Deputy Assistant Secretary of Defense Laura Cooper, left, arrived, Oct. 30, to review her testimony as part of the House impeachment inquiry into President Donald Trump, on Capitol Hill in Washington.

WASHINGTON >> The view among the national security officials was unanimous: Military aid to Ukraine should not be stopped by the White House.

That was the testimony of Laura Cooper, a Defense Department official, whose deposition was released today in the House impeachment inquiry of President Donald Trump.

“My sense is that all of the senior leaders of the U.S. national security departments and agencies were all unified in their — in their view that this assistance was essential,” she said. “And they were trying to find ways to engage the President on this.”

Cooper told investigators that soon after that meeting of national security officials at the White House, she was visited by Kurt Volker, the U.S. special envoy to Ukraine, who explained there was a “statement” that the Ukraine government could make to get the security money flowing.

It was the first she had heard of the quid pro quo that is now the central question of the impeachment inquiry — the administration’s push for the Ukraine government to investigate Trump’s political rivals.

“Somehow an effort that he was engaged in to see if there was a statement that the government of Ukraine would make,” said Cooper, an assistant defense secretary, “that would somehow disavow any interference in U.S. elections and would commit to the prosecution of any individuals involved in election interference.”

House Democrats are moving forward with the first live, public hearings of the impeachment inquiry this week.

The House is investigating whether Trump violated his oath of office by pushing Ukraine’s president to investigate Democrats, including Joe Biden, while the administration was withholding military funds for the East European ally.

Cooper described the Ukraine Security Assistance Initiative, saying it involved a range of items such as night vision goggles, vehicles, sniper rifles and medical equipment. She also described Foreign Military Financing, or FMF.

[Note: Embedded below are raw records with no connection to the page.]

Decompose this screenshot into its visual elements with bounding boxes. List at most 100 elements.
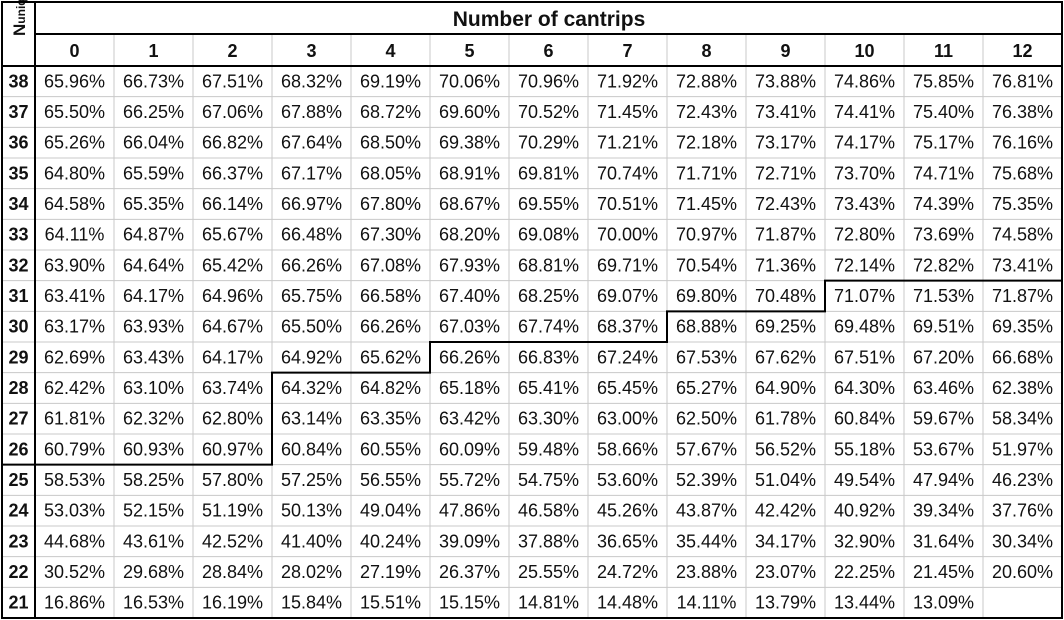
table-cell: 70.51%	[597, 194, 658, 214]
table-cell: 70.48%	[755, 286, 816, 306]
table-cell: 67.24%	[597, 347, 658, 367]
table-cell: 13.44%	[834, 593, 895, 613]
table-cell: 25.55%	[518, 562, 579, 582]
row-header-label: Nuniq	[10, 0, 29, 36]
table-cell: 68.50%	[360, 133, 421, 153]
table-cell: 62.32%	[123, 409, 184, 429]
column-header: 11	[934, 41, 953, 61]
table-cell: 29.68%	[123, 562, 184, 582]
table-cell: 63.14%	[281, 409, 342, 429]
table-cell: 65.42%	[202, 255, 263, 275]
table-cell: 69.08%	[518, 225, 579, 245]
table-cell: 64.64%	[123, 255, 184, 275]
table-cell: 71.71%	[676, 163, 737, 183]
table-cell: 68.32%	[281, 71, 342, 91]
row-header: 36	[8, 133, 28, 153]
table-cell: 59.67%	[913, 409, 974, 429]
table-cell: 65.59%	[123, 163, 184, 183]
table-cell: 68.72%	[360, 102, 421, 122]
column-header: 12	[1012, 41, 1032, 61]
table-cell: 43.87%	[676, 501, 737, 521]
table-cell: 66.14%	[202, 194, 263, 214]
table-cell: 35.44%	[676, 531, 737, 551]
table-cell: 72.18%	[676, 133, 737, 153]
table-cell: 58.53%	[44, 470, 105, 490]
table-cell: 70.00%	[597, 225, 658, 245]
table-cell: 64.80%	[44, 163, 105, 183]
table-cell: 63.00%	[597, 409, 658, 429]
table-cell: 64.30%	[834, 378, 895, 398]
table-cell: 71.45%	[676, 194, 737, 214]
column-header: 6	[543, 41, 553, 61]
table-cell: 70.06%	[439, 71, 500, 91]
table-cell: 63.42%	[439, 409, 500, 429]
row-header: 38	[8, 71, 28, 91]
table-cell: 43.61%	[123, 531, 184, 551]
table-cell: 71.36%	[755, 255, 816, 275]
table-cell: 39.09%	[439, 531, 500, 551]
table-cell: 74.41%	[834, 102, 895, 122]
row-header: 29	[8, 347, 28, 367]
table-cell: 63.35%	[360, 409, 421, 429]
row-header: 25	[8, 470, 28, 490]
table-cell: 75.17%	[913, 133, 974, 153]
table-cell: 67.17%	[281, 163, 342, 183]
row-header: 37	[8, 102, 28, 122]
table-cell: 63.43%	[123, 347, 184, 367]
table-cell: 57.25%	[281, 470, 342, 490]
table-cell: 66.83%	[518, 347, 579, 367]
table-cell: 66.82%	[202, 133, 263, 153]
table-cell: 26.37%	[439, 562, 500, 582]
table-cell: 50.13%	[281, 501, 342, 521]
column-header: 3	[306, 41, 316, 61]
table-cell: 56.55%	[360, 470, 421, 490]
table-cell: 60.93%	[123, 439, 184, 459]
table-cell: 76.16%	[992, 133, 1053, 153]
table-cell: 67.03%	[439, 317, 500, 337]
table-cell: 75.35%	[992, 194, 1053, 214]
table-cell: 14.11%	[677, 593, 737, 613]
table-cell: 73.41%	[992, 255, 1053, 275]
table-cell: 69.55%	[518, 194, 579, 214]
table-cell: 74.86%	[834, 71, 895, 91]
table-cell: 30.34%	[992, 531, 1053, 551]
table-cell: 45.26%	[597, 501, 658, 521]
table-cell: 15.15%	[439, 593, 500, 613]
column-header: 0	[69, 41, 79, 61]
table-cell: 73.70%	[834, 163, 895, 183]
table-cell: 67.08%	[360, 255, 421, 275]
table-cell: 68.88%	[676, 317, 737, 337]
table-cell: 67.51%	[202, 71, 263, 91]
column-header: 10	[854, 41, 874, 61]
table-cell: 57.67%	[676, 439, 737, 459]
table-cell: 53.03%	[44, 501, 105, 521]
table-cell: 64.82%	[360, 378, 421, 398]
row-header-label-main: N	[10, 24, 29, 36]
table-cell: 71.87%	[992, 286, 1053, 306]
table-cell: 60.55%	[360, 439, 421, 459]
table-cell: 64.90%	[755, 378, 816, 398]
row-header: 31	[8, 286, 28, 306]
row-headers: 38 37 36 35 34 33 32 31 30 29 28 27 26 25 24 23 22 21	[8, 71, 28, 612]
table-cell: 68.37%	[597, 317, 658, 337]
table-cell: 16.19%	[202, 593, 263, 613]
row-header-label-sub: uniq	[14, 0, 28, 24]
table-cells: 65.96% 66.73% 67.51% 68.32% 69.19% 70.06% 70.9…	[44, 71, 1053, 612]
table-cell: 64.96%	[202, 286, 263, 306]
table-cell: 55.72%	[439, 470, 500, 490]
table-cell: 23.88%	[676, 562, 737, 582]
table-cell: 63.90%	[44, 255, 105, 275]
table-cell: 40.92%	[834, 501, 895, 521]
table-cell: 70.54%	[676, 255, 737, 275]
table-cell: 60.09%	[439, 439, 500, 459]
table-cell: 56.52%	[755, 439, 816, 459]
table-cell: 66.26%	[281, 255, 342, 275]
table-cell: 65.27%	[676, 378, 737, 398]
table-cell: 69.80%	[676, 286, 737, 306]
table-cell: 65.26%	[44, 133, 105, 153]
table-cell: 60.97%	[202, 439, 263, 459]
column-header: 1	[148, 41, 158, 61]
table-cell: 69.25%	[755, 317, 816, 337]
table-cell: 62.80%	[202, 409, 263, 429]
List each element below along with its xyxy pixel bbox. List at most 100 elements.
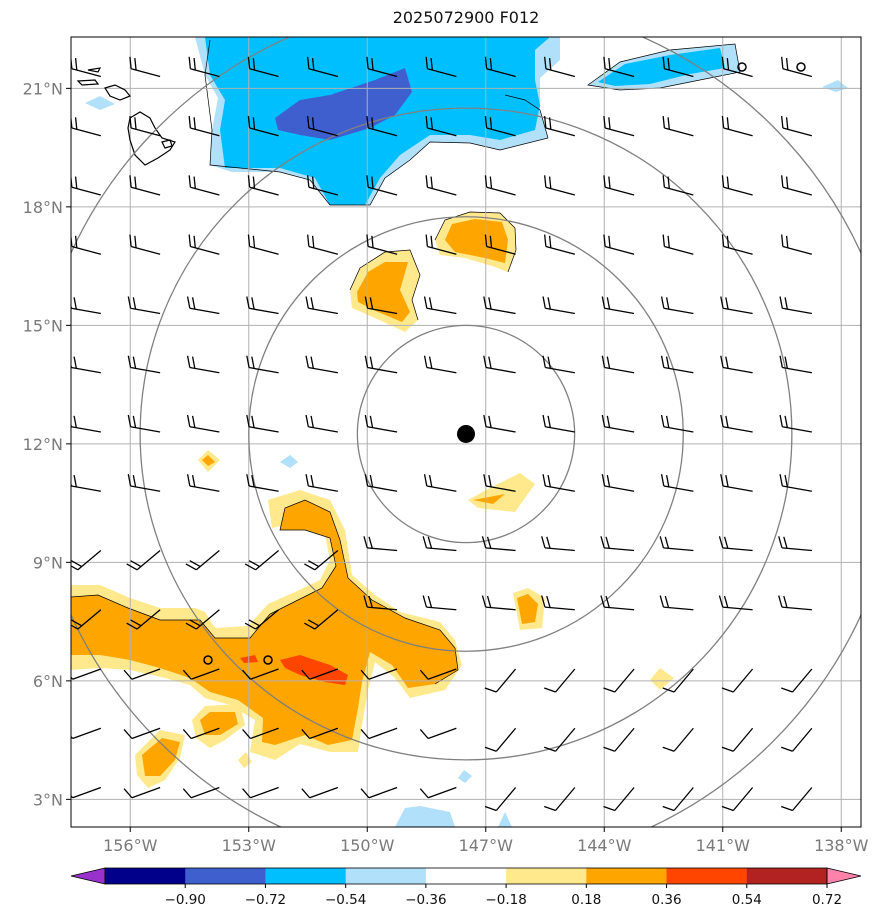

“Security assistance is vital to helping the Ukrainians be able to defend themselves,” Cooper said.

“It is also within the U.S. national interest to provide security assistance to Ukraine,” she added.

Because Ukraine and Georgia are two “front-line states” facing Russian aggression, the U.S. needed to “shore up these countries’ abilities to defend themselves.”

“It’s in our interest to deter Russian aggression elsewhere around the world,” she said.